We will take a dataset and try to fit all the assumptions and check the metrics and compare it with the metrics in the case that we hadn’t worked on the assumptions.
So, without any further ado let’s jump right into it.

Linear Regression without Assumption Validation

Let’s take an example of the famous Advertisement dataset.

Advertising Dataset

Let’s perform Linear Regression on this dataset without validating the assumptions.

# Creating DataFrame out of Advertising.csv
df = pd.read_csv("Advertising.csv")
df.drop("Unnamed: 0", axis=1,inplace=True)

# Separating Independent and dependent variables
X=df.drop(['sales'],axis=1)
Y=df.sales

# Fit Linear Regression
lr = LinearRegression()
model=lr.fit(X,Y)
y_pred1 = model.predict(X)
print("R-squared: {0}".format(metrics.r2_score(Y,y_pred1)))

Output: R-squared: 0.8972106381789522

Let’s plot the Residuals vs Fitted Values to see if there is any pattern.

plt.scatter(ypred, (Y-ypred1))
plt.xlabel("Fitted values")
plt.ylabel("Residuals")

We can see a pattern in the Residual vs Fitted values plot which means that the non-linearity of the data has not been well captured by the model.

Now let’s work on the assumptions and see if R-squared value and the Residual vs Fitted values graph improves.


Assumption 1:

The Dependent variable and Independent variable must have a linear relationship.

How to Check?

A simple pairplot of the dataframe can help us see if the Independent variables exhibit linear relationship with the Dependent Variable.

How to Fix?

To fix non-linearity, one can either do log transformation of the Independent variable, log(X) or other non-linear transformations like √X or X^2.

Let’s plot a pair plot to check the relationship between Independent and dependent variables.

sns.pairplot(df)

We can clearly see that Radio has a somewhat linear relationship with sales, but not newspaper and TV.

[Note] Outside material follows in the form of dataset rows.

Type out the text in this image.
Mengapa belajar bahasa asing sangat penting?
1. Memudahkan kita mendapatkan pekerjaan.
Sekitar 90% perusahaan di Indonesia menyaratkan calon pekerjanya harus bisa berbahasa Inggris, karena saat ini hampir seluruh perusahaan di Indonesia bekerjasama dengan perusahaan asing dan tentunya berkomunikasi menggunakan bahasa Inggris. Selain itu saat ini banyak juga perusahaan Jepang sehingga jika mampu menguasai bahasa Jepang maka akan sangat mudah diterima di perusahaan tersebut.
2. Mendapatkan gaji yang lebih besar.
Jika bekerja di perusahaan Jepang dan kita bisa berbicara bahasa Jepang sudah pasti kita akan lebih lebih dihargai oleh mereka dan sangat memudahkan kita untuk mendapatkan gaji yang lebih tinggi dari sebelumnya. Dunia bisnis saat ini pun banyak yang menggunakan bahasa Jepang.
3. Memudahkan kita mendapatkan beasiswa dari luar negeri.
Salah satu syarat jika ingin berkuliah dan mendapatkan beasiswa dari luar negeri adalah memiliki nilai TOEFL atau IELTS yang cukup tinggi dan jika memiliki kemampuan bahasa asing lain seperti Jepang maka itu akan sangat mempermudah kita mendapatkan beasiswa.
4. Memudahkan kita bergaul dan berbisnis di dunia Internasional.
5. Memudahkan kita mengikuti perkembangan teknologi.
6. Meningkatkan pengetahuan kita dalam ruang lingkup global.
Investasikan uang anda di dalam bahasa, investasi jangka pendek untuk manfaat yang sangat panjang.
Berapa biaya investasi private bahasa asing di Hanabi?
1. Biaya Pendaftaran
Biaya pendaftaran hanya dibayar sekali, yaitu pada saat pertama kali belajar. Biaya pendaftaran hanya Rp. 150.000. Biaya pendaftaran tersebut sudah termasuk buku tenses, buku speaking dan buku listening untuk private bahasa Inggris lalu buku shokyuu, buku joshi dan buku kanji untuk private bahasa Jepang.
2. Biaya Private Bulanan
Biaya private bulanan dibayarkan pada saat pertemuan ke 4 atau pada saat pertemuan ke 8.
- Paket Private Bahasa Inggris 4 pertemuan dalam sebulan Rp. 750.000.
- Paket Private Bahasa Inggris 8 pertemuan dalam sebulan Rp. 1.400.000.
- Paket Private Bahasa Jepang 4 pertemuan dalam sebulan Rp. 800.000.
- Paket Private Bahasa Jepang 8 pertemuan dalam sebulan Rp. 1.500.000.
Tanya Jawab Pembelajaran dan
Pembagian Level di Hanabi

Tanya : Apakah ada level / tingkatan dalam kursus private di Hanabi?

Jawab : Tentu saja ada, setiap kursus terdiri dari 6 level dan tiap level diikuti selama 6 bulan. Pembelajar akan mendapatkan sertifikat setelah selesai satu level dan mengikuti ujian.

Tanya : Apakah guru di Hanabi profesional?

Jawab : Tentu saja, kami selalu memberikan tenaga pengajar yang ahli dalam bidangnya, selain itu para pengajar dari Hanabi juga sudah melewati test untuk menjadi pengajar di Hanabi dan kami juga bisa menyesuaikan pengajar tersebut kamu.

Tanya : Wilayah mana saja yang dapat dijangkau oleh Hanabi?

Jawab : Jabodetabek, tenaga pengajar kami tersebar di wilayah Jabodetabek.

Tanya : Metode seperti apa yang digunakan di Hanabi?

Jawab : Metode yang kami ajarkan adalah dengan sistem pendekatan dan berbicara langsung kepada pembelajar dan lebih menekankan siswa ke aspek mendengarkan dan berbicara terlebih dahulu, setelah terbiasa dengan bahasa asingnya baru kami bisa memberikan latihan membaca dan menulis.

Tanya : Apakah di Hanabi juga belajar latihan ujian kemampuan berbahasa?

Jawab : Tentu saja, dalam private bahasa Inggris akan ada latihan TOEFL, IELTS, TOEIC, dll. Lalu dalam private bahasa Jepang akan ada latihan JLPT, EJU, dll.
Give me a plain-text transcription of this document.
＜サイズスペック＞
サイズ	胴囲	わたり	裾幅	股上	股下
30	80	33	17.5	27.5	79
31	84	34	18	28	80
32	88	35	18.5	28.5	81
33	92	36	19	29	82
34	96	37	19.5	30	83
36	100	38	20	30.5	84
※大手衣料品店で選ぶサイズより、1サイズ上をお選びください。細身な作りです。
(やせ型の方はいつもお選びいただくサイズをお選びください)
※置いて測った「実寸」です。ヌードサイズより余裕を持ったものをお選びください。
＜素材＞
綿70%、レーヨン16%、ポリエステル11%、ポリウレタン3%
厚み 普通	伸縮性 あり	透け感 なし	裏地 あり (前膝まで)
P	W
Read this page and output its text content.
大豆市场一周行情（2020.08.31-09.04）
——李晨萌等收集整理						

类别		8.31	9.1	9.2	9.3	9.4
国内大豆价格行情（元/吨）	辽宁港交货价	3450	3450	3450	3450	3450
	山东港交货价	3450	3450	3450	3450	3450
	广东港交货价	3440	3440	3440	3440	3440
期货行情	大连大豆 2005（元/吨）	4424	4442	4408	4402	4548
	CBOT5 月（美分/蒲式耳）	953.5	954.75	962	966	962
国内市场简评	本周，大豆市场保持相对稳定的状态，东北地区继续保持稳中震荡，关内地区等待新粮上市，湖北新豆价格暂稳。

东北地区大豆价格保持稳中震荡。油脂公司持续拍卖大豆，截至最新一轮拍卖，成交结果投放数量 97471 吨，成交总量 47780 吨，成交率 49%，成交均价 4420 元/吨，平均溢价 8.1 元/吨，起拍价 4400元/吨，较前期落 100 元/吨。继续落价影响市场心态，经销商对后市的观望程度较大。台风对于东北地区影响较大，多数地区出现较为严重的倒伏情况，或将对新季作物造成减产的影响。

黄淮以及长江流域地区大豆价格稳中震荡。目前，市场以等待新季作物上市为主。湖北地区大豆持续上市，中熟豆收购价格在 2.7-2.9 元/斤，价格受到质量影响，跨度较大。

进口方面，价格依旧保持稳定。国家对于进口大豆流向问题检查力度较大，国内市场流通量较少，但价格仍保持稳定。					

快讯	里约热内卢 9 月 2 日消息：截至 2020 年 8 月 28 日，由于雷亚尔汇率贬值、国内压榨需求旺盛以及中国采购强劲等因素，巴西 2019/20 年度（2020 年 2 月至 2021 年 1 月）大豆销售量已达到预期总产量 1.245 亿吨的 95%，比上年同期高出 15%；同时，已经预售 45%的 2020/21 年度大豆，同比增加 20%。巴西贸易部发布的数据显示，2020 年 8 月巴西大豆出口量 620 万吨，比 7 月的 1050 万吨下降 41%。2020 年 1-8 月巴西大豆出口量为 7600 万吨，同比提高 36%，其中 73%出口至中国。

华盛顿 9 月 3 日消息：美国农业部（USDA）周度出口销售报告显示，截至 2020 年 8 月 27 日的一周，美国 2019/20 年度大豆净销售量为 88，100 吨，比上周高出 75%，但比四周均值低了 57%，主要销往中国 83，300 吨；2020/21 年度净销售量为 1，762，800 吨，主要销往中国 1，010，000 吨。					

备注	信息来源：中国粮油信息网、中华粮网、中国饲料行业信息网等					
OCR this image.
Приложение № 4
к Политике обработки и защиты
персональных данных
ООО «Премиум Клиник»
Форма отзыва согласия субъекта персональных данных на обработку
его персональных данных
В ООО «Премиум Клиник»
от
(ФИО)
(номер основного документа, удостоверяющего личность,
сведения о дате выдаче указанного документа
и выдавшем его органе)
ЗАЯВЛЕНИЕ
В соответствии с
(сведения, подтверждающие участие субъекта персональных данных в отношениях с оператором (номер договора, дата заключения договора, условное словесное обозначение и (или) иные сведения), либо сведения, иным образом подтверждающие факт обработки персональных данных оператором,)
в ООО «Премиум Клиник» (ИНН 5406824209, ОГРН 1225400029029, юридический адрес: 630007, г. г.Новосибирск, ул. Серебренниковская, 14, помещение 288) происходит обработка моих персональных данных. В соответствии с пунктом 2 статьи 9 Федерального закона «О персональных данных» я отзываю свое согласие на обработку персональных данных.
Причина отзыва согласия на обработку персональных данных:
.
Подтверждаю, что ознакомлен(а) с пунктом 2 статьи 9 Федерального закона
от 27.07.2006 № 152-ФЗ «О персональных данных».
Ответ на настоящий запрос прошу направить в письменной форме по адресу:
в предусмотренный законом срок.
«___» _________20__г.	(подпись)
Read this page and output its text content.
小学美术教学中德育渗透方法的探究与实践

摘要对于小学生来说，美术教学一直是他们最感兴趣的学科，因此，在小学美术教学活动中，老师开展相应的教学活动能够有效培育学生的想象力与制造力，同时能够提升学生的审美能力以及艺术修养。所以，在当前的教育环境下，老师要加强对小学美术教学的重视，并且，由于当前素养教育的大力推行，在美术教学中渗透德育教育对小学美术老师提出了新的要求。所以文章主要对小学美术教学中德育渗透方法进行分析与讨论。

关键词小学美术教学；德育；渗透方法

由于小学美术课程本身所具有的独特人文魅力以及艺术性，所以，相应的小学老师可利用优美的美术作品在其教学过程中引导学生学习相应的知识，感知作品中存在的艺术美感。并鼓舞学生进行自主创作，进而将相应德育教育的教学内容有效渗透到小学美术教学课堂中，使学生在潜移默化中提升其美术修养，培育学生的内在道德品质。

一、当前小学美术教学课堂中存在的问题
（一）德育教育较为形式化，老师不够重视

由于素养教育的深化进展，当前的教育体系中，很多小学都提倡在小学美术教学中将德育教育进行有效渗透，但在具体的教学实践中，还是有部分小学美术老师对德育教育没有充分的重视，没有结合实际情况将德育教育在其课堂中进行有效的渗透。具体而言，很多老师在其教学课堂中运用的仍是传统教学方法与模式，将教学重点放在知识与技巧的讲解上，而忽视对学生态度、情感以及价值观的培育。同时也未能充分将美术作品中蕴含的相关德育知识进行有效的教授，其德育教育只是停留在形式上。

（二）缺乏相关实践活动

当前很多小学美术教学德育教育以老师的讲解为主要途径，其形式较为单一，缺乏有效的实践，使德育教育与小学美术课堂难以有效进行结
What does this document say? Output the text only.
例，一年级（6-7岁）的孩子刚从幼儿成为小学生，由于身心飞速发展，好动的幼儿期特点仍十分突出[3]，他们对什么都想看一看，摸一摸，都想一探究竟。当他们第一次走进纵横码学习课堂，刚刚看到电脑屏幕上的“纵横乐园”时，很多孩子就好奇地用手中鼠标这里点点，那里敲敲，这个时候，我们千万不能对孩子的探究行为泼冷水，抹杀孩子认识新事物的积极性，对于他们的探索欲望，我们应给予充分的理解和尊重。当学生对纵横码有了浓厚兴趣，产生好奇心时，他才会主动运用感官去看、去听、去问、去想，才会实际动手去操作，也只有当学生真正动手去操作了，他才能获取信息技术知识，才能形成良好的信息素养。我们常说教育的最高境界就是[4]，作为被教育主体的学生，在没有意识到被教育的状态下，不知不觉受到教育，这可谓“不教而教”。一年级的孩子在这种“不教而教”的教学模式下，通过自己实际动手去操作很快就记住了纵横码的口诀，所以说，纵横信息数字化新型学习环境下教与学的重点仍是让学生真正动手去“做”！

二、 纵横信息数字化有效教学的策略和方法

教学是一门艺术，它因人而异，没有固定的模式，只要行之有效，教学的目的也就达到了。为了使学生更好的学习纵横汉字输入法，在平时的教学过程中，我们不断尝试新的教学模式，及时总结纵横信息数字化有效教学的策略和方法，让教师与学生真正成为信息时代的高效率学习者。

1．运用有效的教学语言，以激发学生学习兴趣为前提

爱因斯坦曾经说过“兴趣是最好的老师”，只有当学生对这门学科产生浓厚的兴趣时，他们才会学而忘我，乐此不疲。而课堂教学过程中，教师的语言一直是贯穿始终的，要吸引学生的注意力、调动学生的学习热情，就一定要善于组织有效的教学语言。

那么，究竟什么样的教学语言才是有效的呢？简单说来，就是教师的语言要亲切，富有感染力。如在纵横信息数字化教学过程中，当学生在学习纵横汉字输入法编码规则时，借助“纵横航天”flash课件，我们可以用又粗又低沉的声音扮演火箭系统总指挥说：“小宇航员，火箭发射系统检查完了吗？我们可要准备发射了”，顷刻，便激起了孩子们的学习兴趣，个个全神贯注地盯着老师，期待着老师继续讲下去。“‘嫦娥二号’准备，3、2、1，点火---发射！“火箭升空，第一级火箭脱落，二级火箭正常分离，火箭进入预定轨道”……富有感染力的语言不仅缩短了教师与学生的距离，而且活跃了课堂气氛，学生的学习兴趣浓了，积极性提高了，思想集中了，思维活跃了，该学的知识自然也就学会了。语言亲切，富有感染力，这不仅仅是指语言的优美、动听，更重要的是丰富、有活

An equation of first order will not be able to capture the non-linearity completely which would result in a sub-par model. In order to square the variables and fit the model, we will use Linear Regression with Polynomial Features.

from sklearn.preprocessing import PolynomialFeatures 
  
poly = PolynomialFeatures(degree = 2) 
X_poly = poly.fit_transform(X) 
  
poly.fit(X_poly, Y) 
X_poly = sm.add_constant(X_poly)
results = sm.OLS(Y,X_poly).fit()

print(results.summary())
R-squared: 0.987 and Durbin-Watson: 2.136

Assumption 2:

No Autocorrelation in residuals.

How to Check?

Use Durbin-Watson Test.
DW = 2 would be the ideal case here (no autocorrelation)
0 < DW < 2 -> positive autocorrelation
2 < DW < 4 -> negative autocorrelation
statsmodels’ linear regression summary gives us the DW value amongst other useful insights.

How to Fix?

  • Add a column thats lagged with respect to the Independent variable
  • Center the Variable (Subtract all values in the column by its mean).

As we can see, Durbin-Watson :~ 2 (Taken from the results.summary() section above) which seems to be very close to the ideal case. So, we don’t have to do anything


Assumption 3:

No Heteroskedasticity.

How to Check?

Residual vs Fitted values plot can tell if Heteroskedasticity is present or not.
If the plot shows a funnel shape pattern, then we say that Heteroskedasticity is present.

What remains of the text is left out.